General information
- Type: Powered parachute
- National origin: Poland
- Manufacturer: Bilsam Aviation

= Bilsam Sky Walker II =

Polish powered parachute

The Bilsam Sky Walker II is a Polish powered parachute designed and produced by Bilsam Aviation of Poznań. The aircraft is supplied as a complete ready-to-fly-aircraft.

==Design and development==
The Sky Walker II is very different from the company's Sky Walker I and was designed to comply with the Fédération Aéronautique Internationale microlight category, including the category's maximum gross weight of 450 kg.

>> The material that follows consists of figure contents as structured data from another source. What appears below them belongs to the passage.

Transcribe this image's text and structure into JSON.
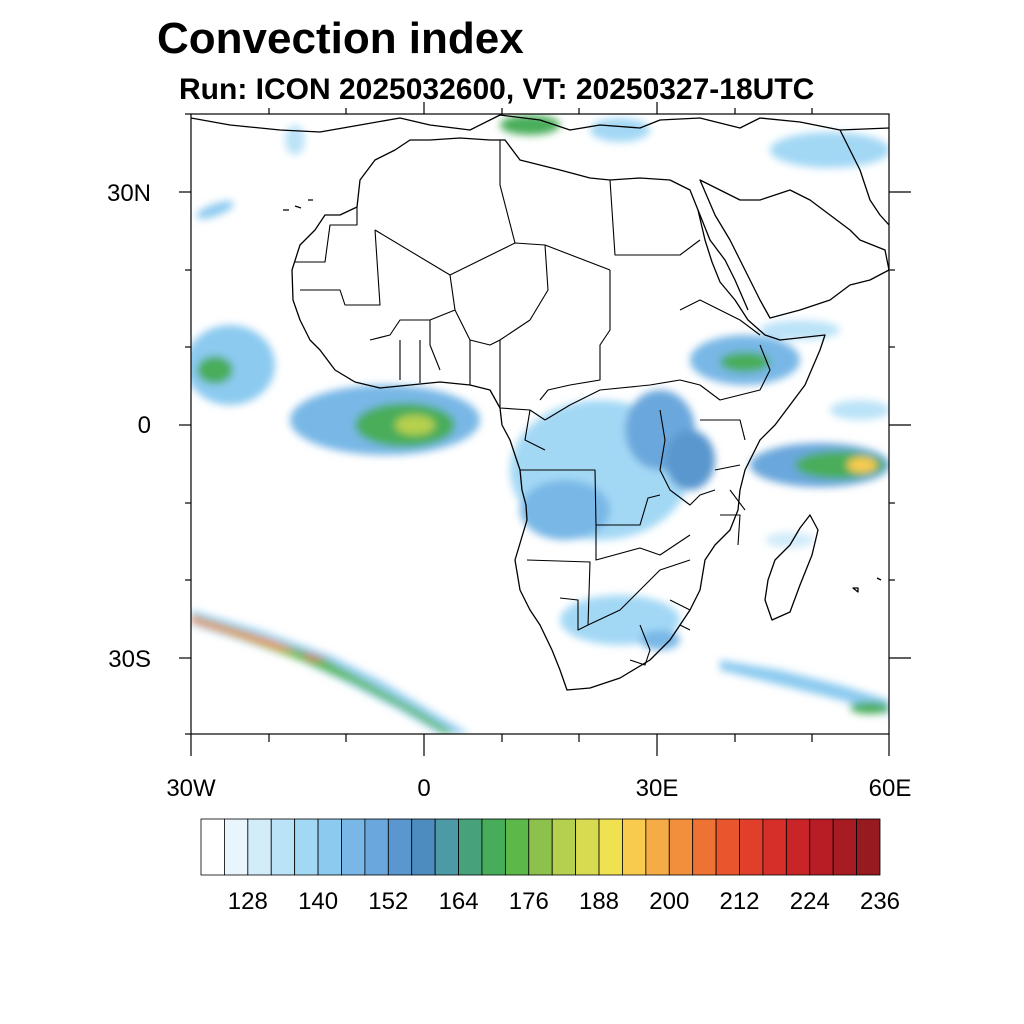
{
  "title": "Convection index",
  "subtitle": "Run: ICON 2025032600,  VT: 20250327-18UTC",
  "map": {
    "region": "Africa",
    "projection": "lat-lon",
    "lon_range": [
      -30,
      60
    ],
    "lat_range": [
      -40,
      40
    ],
    "lat_labels": [
      "30N",
      "0",
      "30S"
    ],
    "lon_labels": [
      "30W",
      "0",
      "30E",
      "60E"
    ]
  },
  "colorbar": {
    "colors": [
      "#ffffff",
      "#e8f5fc",
      "#d2ecfa",
      "#bbe3f8",
      "#a3d8f5",
      "#8ccaf0",
      "#78b7e6",
      "#6aa7dc",
      "#5a97cf",
      "#4d8cbf",
      "#4b9aa5",
      "#47a27c",
      "#48ad5a",
      "#5cb848",
      "#8cc24c",
      "#b5d04e",
      "#d8db4f",
      "#efe150",
      "#f8cb4f",
      "#f6ac46",
      "#f28f3d",
      "#ed7233",
      "#e7562d",
      "#e03f2a",
      "#d62f2a",
      "#c92428",
      "#b81d25",
      "#a71b22",
      "#961a1f"
    ],
    "labels": [
      "128",
      "140",
      "152",
      "164",
      "176",
      "188",
      "200",
      "212",
      "224",
      "236"
    ]
  }
}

The aircraft has a maximum gross weight of 400 kg. It features a 50 m2 parachute-style wing, two-seats-in-side-by-side configuration, tricycle landing gear and a single 60 hp Bilsam TNA 625 four stroke engine in pusher configuration.

The aircraft carriage is built from a combination of composite material and steel tubing. In flight steering is accomplished via foot pedals that actuate the canopy brakes, creating roll and yaw. Unusually for this class of aircraft, the Sky Walker II has an enclosed cockpit. A variety of wings can be fitted.

The aircraft has an empty weight of 155 kg and a gross weight of 400 kg, giving a useful load of 245 kg. With full fuel of 40 L the payload for crew and baggage is 216 kg.